Theorem: (König's edge-colouring theorem). For any bipartite graph $G=(V, E)$, $$ \chi(G)=\Delta(G) . $$ That is, the edge-colouring number of a bipartite graph is equal to its maximum degree.
Proof. Let $M_1, \ldots, M_{\Delta(G)}$ be a collection of disjoint matchings covering a maximum number of edges. If all edges are covered, we are done. So suppose that edge $e=u v$, say, is not covered. Then (since $\operatorname{deg}(u) \leq \Delta(G)$ ) some $M_i$ misses $u$ and (similarly) some $M_j$ misses $v$. If $i=j$ we can extend $M_i$ to $M_i \cup\{e\}$. If $i \neq j, M_i \cup M_j \cup\{e\}$ makes a bipartite graph of maximum degree at most two. Hence there exist matchings $M$ and $N$ with $M_i \cup M_j \cup\{e\}=M \cup N$. So replacing $M_i$ and $M_j$ by $M$ and $N$, increases the number of edges covered, contradicting our assumption.
Question: There are two things in proof that I did not understand. Firstly, how can we know there exists a collection $M_i$ as above. Secondly, what the statement "replacing $M_i$ and $M_j$ by $M$ and $N$" means?

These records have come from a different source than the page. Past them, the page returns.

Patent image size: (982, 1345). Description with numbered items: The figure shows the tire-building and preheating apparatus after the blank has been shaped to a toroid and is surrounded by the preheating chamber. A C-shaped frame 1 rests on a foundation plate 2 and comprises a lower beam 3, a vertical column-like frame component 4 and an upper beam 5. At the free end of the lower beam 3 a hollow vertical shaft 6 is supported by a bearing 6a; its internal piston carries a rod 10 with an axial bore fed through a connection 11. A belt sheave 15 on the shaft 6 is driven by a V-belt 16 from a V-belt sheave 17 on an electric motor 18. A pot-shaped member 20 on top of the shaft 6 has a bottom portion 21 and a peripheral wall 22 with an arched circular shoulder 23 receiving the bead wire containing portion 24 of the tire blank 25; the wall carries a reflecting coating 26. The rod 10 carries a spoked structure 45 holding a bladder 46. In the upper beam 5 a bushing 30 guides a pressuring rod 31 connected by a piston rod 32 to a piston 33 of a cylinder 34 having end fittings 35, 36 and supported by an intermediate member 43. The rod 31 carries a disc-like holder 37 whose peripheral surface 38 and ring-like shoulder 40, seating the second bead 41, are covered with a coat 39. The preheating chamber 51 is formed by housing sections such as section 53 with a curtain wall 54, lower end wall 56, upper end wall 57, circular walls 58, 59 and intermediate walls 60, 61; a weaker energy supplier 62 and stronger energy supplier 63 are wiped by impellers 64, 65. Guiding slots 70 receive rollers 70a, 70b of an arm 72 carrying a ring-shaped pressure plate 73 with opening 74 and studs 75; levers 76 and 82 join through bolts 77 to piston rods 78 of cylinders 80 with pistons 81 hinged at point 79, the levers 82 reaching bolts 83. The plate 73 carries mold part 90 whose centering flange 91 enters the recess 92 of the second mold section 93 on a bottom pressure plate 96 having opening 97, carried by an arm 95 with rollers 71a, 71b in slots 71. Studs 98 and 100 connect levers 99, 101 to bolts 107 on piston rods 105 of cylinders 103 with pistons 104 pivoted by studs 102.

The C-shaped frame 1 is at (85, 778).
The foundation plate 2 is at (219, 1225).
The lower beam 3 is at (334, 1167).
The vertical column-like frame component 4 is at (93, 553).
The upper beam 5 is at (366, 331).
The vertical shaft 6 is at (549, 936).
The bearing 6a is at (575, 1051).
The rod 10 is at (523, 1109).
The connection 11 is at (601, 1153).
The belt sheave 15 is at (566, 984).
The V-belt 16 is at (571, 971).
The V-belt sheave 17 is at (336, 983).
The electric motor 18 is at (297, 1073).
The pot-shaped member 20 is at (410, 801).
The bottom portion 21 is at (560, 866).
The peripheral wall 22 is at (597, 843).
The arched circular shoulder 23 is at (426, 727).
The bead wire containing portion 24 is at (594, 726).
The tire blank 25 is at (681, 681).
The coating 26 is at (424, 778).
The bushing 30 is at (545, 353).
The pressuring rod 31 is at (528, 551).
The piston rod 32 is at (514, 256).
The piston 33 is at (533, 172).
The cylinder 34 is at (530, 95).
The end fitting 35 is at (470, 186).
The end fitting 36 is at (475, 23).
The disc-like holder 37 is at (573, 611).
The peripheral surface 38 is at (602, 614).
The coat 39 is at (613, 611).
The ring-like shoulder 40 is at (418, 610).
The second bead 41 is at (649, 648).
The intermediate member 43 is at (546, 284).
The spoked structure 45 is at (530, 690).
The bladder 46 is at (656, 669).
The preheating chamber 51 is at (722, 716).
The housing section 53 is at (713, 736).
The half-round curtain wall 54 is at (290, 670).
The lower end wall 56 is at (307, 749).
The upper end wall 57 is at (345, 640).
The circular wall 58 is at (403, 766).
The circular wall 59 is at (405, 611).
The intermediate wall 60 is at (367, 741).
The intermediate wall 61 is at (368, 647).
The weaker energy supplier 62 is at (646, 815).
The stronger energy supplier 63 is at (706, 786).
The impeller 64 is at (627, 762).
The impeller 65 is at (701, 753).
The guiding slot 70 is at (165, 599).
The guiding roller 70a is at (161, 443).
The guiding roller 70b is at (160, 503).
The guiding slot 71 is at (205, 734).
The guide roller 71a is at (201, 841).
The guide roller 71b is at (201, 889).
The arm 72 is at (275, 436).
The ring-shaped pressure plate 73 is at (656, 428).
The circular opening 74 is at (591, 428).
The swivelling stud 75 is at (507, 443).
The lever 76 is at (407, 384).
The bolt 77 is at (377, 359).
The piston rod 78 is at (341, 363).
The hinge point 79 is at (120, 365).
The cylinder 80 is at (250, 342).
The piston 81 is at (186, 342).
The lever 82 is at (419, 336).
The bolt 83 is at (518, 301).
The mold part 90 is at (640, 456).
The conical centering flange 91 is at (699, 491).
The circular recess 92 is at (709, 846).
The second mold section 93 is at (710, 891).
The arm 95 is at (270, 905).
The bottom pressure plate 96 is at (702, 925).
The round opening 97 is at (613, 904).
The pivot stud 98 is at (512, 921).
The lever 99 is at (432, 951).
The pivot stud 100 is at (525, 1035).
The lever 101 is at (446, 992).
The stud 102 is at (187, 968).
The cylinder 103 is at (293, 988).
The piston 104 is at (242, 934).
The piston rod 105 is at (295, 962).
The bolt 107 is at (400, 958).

As you have at least one node with $\Delta(G)$ edges, you can find $\Delta(G)$ disjoint matchings with every single edge coming from this node. Also all those edges cannot be part of the same matching and we then choose the collection of matchings so that no edge is covered twice and still the maximum number of edges is covered.
You have the graph $M_i \cup M_j \cup \{e\}$ but can represent it with a matching $M\cup N$ that covers all edges from $M_i, M_j, \{e\}$. Thus if you replace $M_i, M_j$ in the original collection with $M, N$ you still get a valid collection of disjoint matchings but with one more edge covered. However, this is a contradiction to the original collection being chosen maximal.